Le groupe de travail dénommé Santé mentale, culture et religions est constitué de praticiens, de tradithérapeutes, médecins, psychologues, des assistants sociaux, psychiatres ainsi que des religieux. En symbiose, l’équipe travaille ‹‹à formaliser les connaissances, les pratiques de santé mentale aussi bien dans la tradition que dans la modernité››.

Outre les pratiques endogènes, Sègbédé Aligbonon a annoncé qu’il y aura d’autres formations sur les pratiques chrétiennes ou islamiques qui ont des impacts sur la santé mentale.

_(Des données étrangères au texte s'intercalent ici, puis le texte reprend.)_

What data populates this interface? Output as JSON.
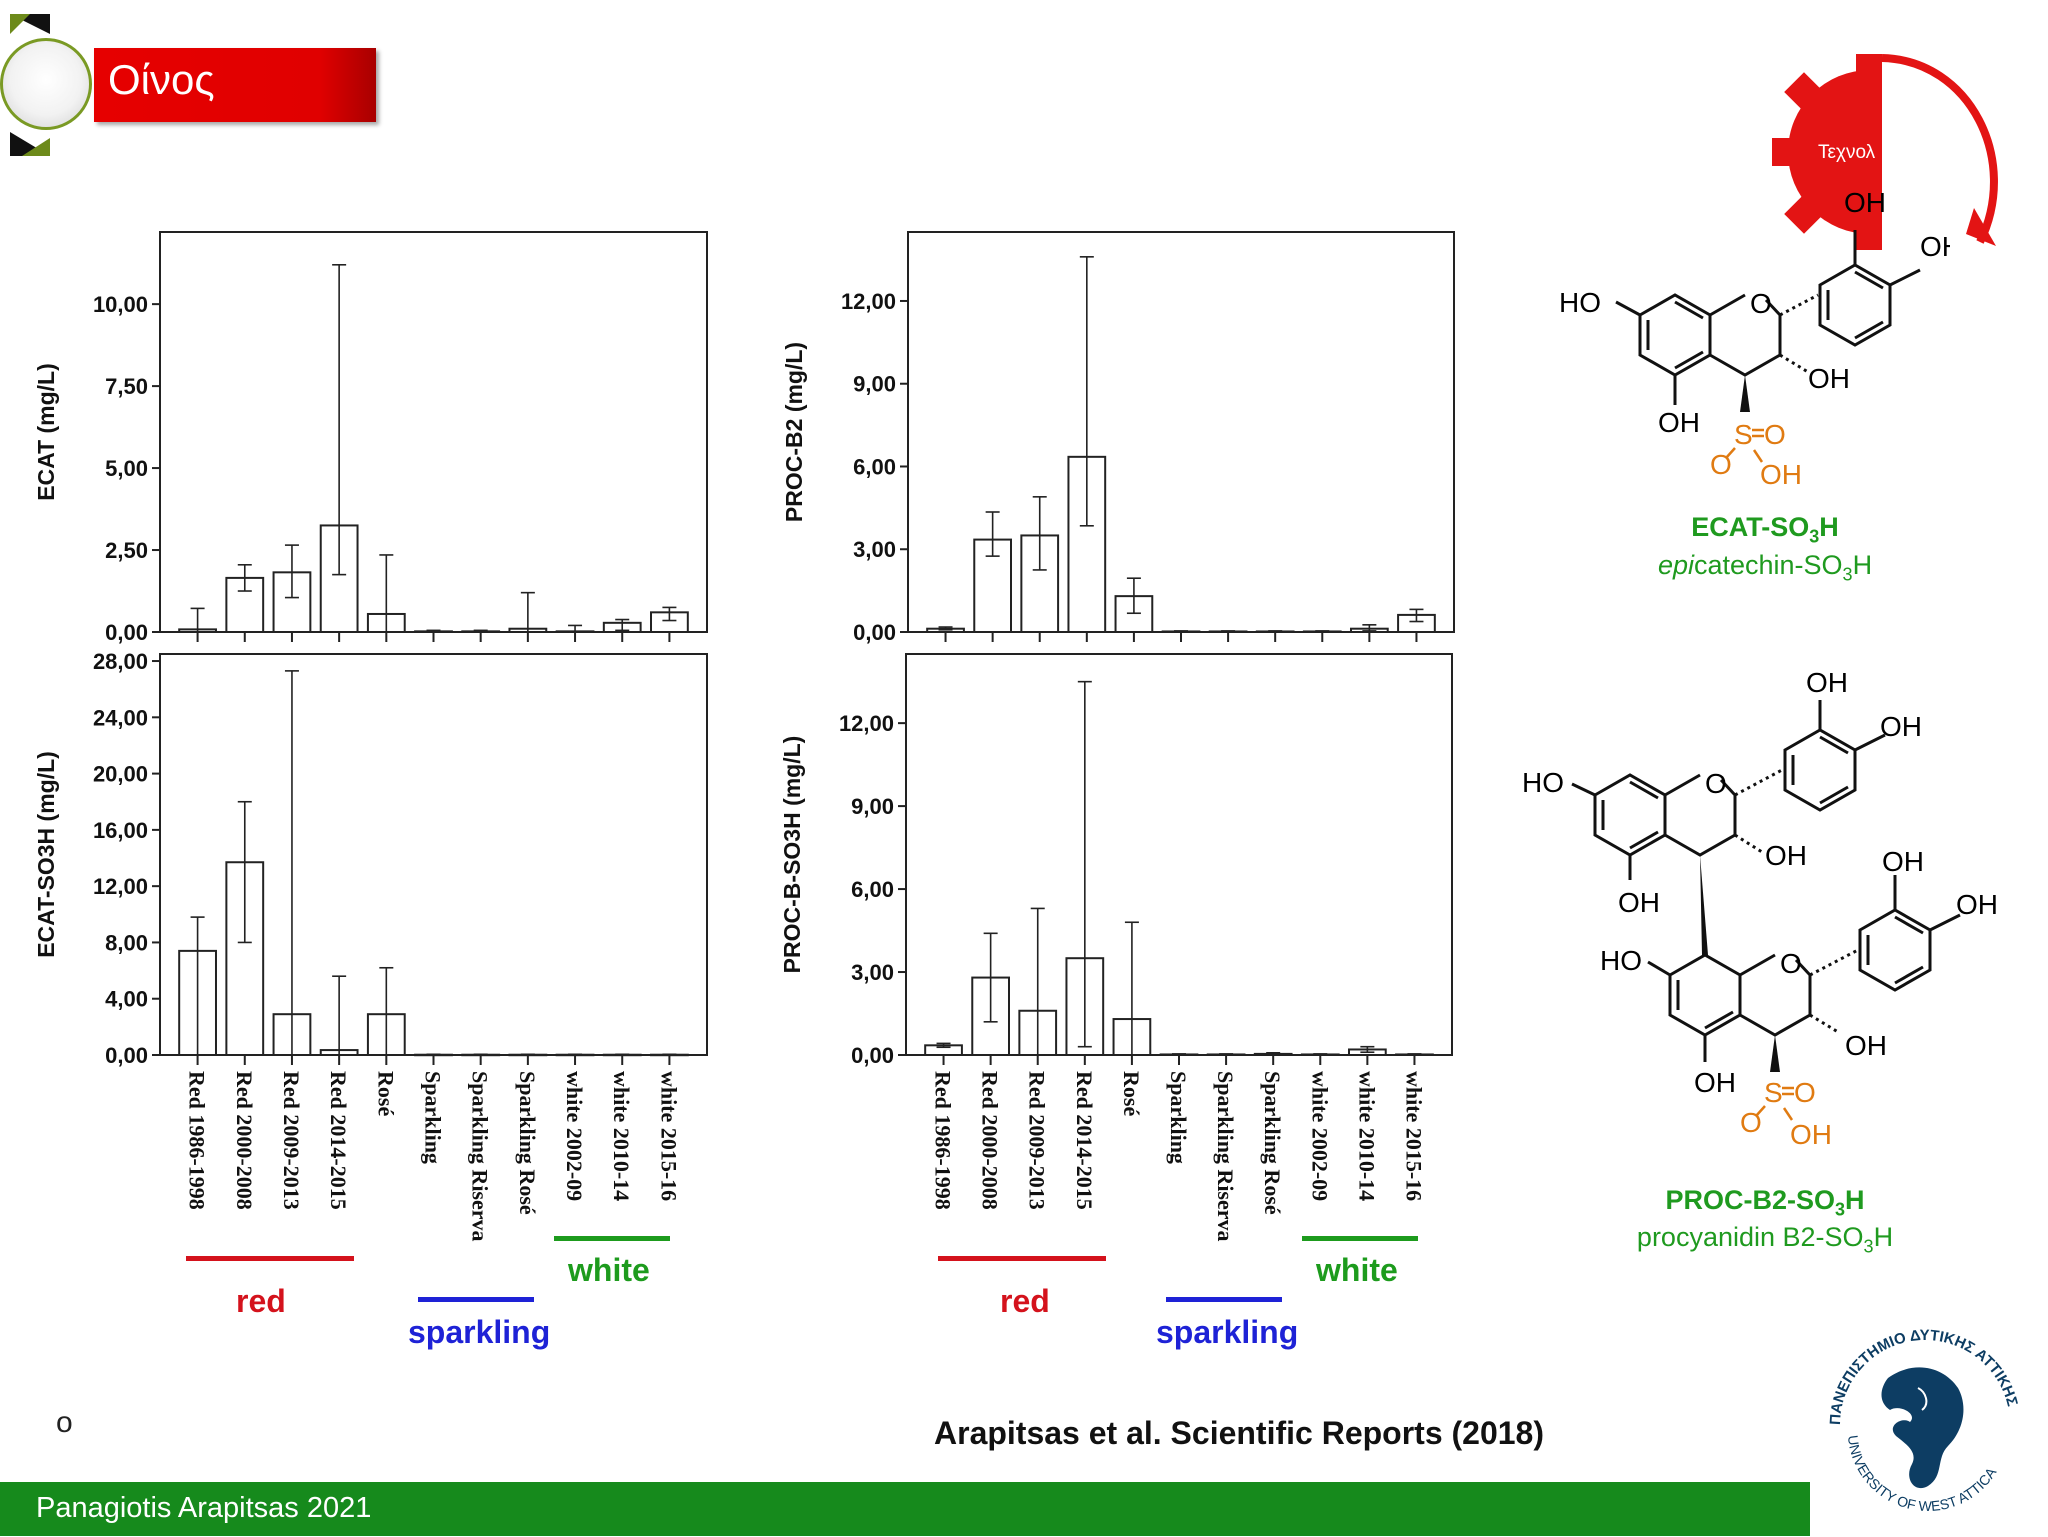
{
  "slide": {
    "title": "Οίνος",
    "footer": "Panagiotis Arapitsas 2021",
    "citation": "Arapitsas et al. Scientific Reports (2018)",
    "bullet": "o",
    "gear_label": "Τεχνολ"
  },
  "colors": {
    "red": "#d4121c",
    "blue": "#1e22d6",
    "green": "#1d9b1d",
    "footer": "#168a1c",
    "orange": "#e07b12"
  },
  "groups": [
    {
      "label": "red",
      "color": "#d4121c"
    },
    {
      "label": "sparkling",
      "color": "#1e22d6"
    },
    {
      "label": "white",
      "color": "#1d9b1d"
    }
  ],
  "chart_data": [
    {
      "type": "bar",
      "ylabel": "ECAT  (mg/L)",
      "yticks": [
        "0,00",
        "2,50",
        "5,00",
        "7,50",
        "10,00"
      ],
      "ylim": [
        0,
        12.2
      ],
      "categories": [
        "Red 1986-1998",
        "Red 2000-2008",
        "Red 2009-2013",
        "Red 2014-2015",
        "Rosé",
        "Sparkling",
        "Sparkling Riserva",
        "Sparkling Rosé",
        "white 2002-09",
        "white 2010-14",
        "white 2015-16"
      ],
      "values": [
        0.08,
        1.65,
        1.82,
        3.25,
        0.55,
        0.02,
        0.02,
        0.1,
        0.02,
        0.28,
        0.6
      ],
      "err_low": [
        -0.5,
        1.25,
        1.05,
        1.75,
        -0.6,
        -0.02,
        -0.02,
        -0.8,
        -0.2,
        0.05,
        0.35
      ],
      "err_high": [
        0.72,
        2.05,
        2.65,
        11.2,
        2.35,
        0.05,
        0.05,
        1.2,
        0.2,
        0.38,
        0.75
      ]
    },
    {
      "type": "bar",
      "ylabel": "PROC-B2  (mg/L)",
      "yticks": [
        "0,00",
        "3,00",
        "6,00",
        "9,00",
        "12,00"
      ],
      "ylim": [
        0,
        14.5
      ],
      "categories": [
        "Red 1986-1998",
        "Red 2000-2008",
        "Red 2009-2013",
        "Red 2014-2015",
        "Rosé",
        "Sparkling",
        "Sparkling Riserva",
        "Sparkling Rosé",
        "white 2002-09",
        "white 2010-14",
        "white 2015-16"
      ],
      "values": [
        0.12,
        3.35,
        3.5,
        6.35,
        1.3,
        0.02,
        0.02,
        0.02,
        0.02,
        0.12,
        0.62
      ],
      "err_low": [
        0.08,
        2.75,
        2.25,
        3.85,
        0.68,
        0.0,
        0.0,
        0.0,
        0.0,
        0.04,
        0.38
      ],
      "err_high": [
        0.18,
        4.35,
        4.9,
        13.6,
        1.95,
        0.04,
        0.04,
        0.04,
        0.04,
        0.26,
        0.82
      ]
    },
    {
      "type": "bar",
      "ylabel": "ECAT-SO3H  (mg/L)",
      "yticks": [
        "0,00",
        "4,00",
        "8,00",
        "12,00",
        "16,00",
        "20,00",
        "24,00",
        "28,00"
      ],
      "ylim": [
        0,
        28.5
      ],
      "categories": [
        "Red 1986-1998",
        "Red 2000-2008",
        "Red 2009-2013",
        "Red 2014-2015",
        "Rosé",
        "Sparkling",
        "Sparkling Riserva",
        "Sparkling Rosé",
        "white 2002-09",
        "white 2010-14",
        "white 2015-16"
      ],
      "values": [
        7.4,
        13.7,
        2.9,
        0.35,
        2.9,
        0.02,
        0.02,
        0.02,
        0.02,
        0.02,
        0.02
      ],
      "err_low": [
        0.0,
        8.0,
        0.0,
        0.0,
        0.0,
        0.0,
        0.0,
        0.0,
        0.0,
        0.0,
        0.0
      ],
      "err_high": [
        9.8,
        18.0,
        27.3,
        5.6,
        6.2,
        0.05,
        0.05,
        0.05,
        0.05,
        0.05,
        0.05
      ]
    },
    {
      "type": "bar",
      "ylabel": "PROC-B-SO3H  (mg/L)",
      "yticks": [
        "0,00",
        "3,00",
        "6,00",
        "9,00",
        "12,00"
      ],
      "ylim": [
        0,
        14.5
      ],
      "categories": [
        "Red 1986-1998",
        "Red 2000-2008",
        "Red 2009-2013",
        "Red 2014-2015",
        "Rosé",
        "Sparkling",
        "Sparkling Riserva",
        "Sparkling Rosé",
        "white 2002-09",
        "white 2010-14",
        "white 2015-16"
      ],
      "values": [
        0.35,
        2.8,
        1.6,
        3.5,
        1.3,
        0.02,
        0.02,
        0.04,
        0.02,
        0.2,
        0.02
      ],
      "err_low": [
        0.28,
        1.2,
        0.0,
        0.3,
        0.0,
        0.0,
        0.0,
        0.0,
        0.0,
        0.1,
        0.0
      ],
      "err_high": [
        0.42,
        4.4,
        5.3,
        13.5,
        4.8,
        0.04,
        0.04,
        0.08,
        0.04,
        0.3,
        0.04
      ]
    }
  ],
  "structures": {
    "ecat": {
      "bold_name": "ECAT-SO",
      "bold_sub": "3",
      "bold_tail": "H",
      "italic_prefix": "epi",
      "name_rest": "catechin-SO",
      "name_sub": "3",
      "name_tail": "H"
    },
    "proc": {
      "bold_name": "PROC-B2-SO",
      "bold_sub": "3",
      "bold_tail": "H",
      "name_rest": "procyanidin B2-SO",
      "name_sub": "3",
      "name_tail": "H"
    },
    "atoms": {
      "oh": "OH",
      "ho": "HO",
      "o": "O",
      "s": "S"
    }
  },
  "logo": {
    "text_top": "ΠΑΝΕΠΙΣΤΗΜΙΟ ΔΥΤΙΚΗΣ ΑΤΤΙΚΗΣ",
    "text_bottom": "UNIVERSITY OF WEST ATTICA"
  }
}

La journée de formation et d’immersion a pris fin avec la visite guidée du Jardin botanique de l’Uac. Conduite par son directeur, cette importante étape de la journée a permis aux participants d’aller au contact des plantes dont les vertus ont été expliquées déjà dans les communications. À chaque étape, le directeur du jardin botanique s’arrête, donne les noms des plantes en français et en fongbé, son rôle et ses vertus. Une ballade qui n’aurait pas pris fin si la nuit n’était pas tombée puisqu’il faut au moins 6 heures pour parcourir tout le jardin à en croire son directeur. Satisfaits au terme de cette journée riche en enseignement, les participants ont témoigné leur gratitude à l’endroit des initiateurs tout en souhaitant que cela se pérennise.